The DEA has rejected yet another petition seeking to remove marijuana from Schedule I of the Controlled Substances Act (CSA), this one from Iowa-based marijuana reformer Carl Olsen. It is only the latest petition rejection by the agency in a glacially-paced struggle to reschedule marijuana that has been going on since 1972.
Richard Nixon was just beginning his second term in office when the National Organization for the Reform of Marijuana Laws (NORML) filed the first rescheduling petition. It took 22 years and numerous court challenges before the DEA finally rejected that petition. In the meantime, the DEA rescheduled marijuana's primary psychoactive ingredient, THC, as a Schedule II drug in 1985 and loosened controls over THC even further by rescheduling it to Schedule III in 1999. That allows doctors to prescribe Marinol, but not marijuana.
Another rescheduling petition, filed by Olsen in 1992, was rejected years later, as was a 1995 petition submitted by former NORML head, researcher, and professor of public policy Jon Gettman. In 2002, Gettman, in association with a long list of supporters, submitted yet another Cannabis Rescheduling Petition, which remains pending.

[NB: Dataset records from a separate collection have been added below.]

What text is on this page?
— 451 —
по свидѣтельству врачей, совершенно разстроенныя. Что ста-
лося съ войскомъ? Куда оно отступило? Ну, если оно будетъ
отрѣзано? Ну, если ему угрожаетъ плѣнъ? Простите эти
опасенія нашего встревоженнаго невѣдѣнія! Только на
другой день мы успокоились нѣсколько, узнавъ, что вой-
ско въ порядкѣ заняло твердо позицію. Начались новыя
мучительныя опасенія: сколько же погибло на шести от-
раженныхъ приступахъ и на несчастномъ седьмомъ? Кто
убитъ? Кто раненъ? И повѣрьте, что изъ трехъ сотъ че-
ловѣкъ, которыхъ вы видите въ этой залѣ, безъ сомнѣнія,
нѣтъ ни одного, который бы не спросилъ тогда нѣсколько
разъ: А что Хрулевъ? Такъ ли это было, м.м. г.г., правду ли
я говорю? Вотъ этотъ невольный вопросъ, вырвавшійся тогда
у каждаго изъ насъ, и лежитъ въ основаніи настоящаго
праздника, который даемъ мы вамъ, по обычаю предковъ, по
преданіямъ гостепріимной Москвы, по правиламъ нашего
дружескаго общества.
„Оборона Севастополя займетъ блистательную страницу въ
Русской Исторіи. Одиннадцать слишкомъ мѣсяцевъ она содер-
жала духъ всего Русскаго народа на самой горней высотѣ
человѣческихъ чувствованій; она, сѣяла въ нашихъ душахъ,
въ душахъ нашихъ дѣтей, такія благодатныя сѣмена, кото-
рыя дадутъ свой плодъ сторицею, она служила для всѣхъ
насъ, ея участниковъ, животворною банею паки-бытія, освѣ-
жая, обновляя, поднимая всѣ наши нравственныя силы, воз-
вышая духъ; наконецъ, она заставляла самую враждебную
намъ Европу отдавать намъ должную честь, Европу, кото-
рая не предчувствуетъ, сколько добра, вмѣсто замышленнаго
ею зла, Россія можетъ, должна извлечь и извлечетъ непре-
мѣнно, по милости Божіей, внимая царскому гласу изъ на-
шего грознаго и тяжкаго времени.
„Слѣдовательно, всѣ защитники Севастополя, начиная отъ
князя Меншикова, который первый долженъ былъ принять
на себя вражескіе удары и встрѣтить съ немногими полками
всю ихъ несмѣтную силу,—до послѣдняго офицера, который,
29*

Under the CSA, he argues, substances must meet several criteria to be placed in Schedule I, the most restrictive schedule. The substance must have a high potential for abuse, it must have "no currently accepted medical use" in the US, and there must be a lack of accepted safety for use of the substance. Both the Olsen petition that was rejected last month (although the decision was not published until this week) and the pending Gettman petition argue that marijuana no longer qualifies to be placed in Schedule I because it does have "currently accepted medical use" in the US, citing in particular the ever-growing number of states that have legalized its medicinal use.
But the two petitions differ in the way they seek to remedy the situation, and it is this difference that accounts for the vastly different pace at which they have been handled by the DEA. While the Gettman petition is still awaiting a ruling six years after it was filed, Olsen's petition was only filed this year. The Gettman petition seeks to reschedule marijuana through the administrative process, the Olsen petition argues that the issue is a matter of statutory law. Under the CSA, if marijuana is found to have "currently accepted medical use," it cannot be Schedule I.
"I filed in May, filed a federal lawsuit in September, and got a ruling December," said Olsen. "The DEA has never moved that fast on a petition in its history, and by denying the petition, it is avoiding the possibility of having to deal with it again because now it will instead go back to the court of appeals."
Olsen's petition was not a request, but a demand that DEA recognize the reality that marijuana cannot be a Schedule I drug, he said. "I didn't ask for anything; I demanded that they comply with the law. It's not a Schedule I drug, and they are breaking the law by keeping it there," he said. "The statute says it can't be a Schedule I drug if it has accepted medical use, and 13 states say it has accepted medical use. Doesn't that mean anything?"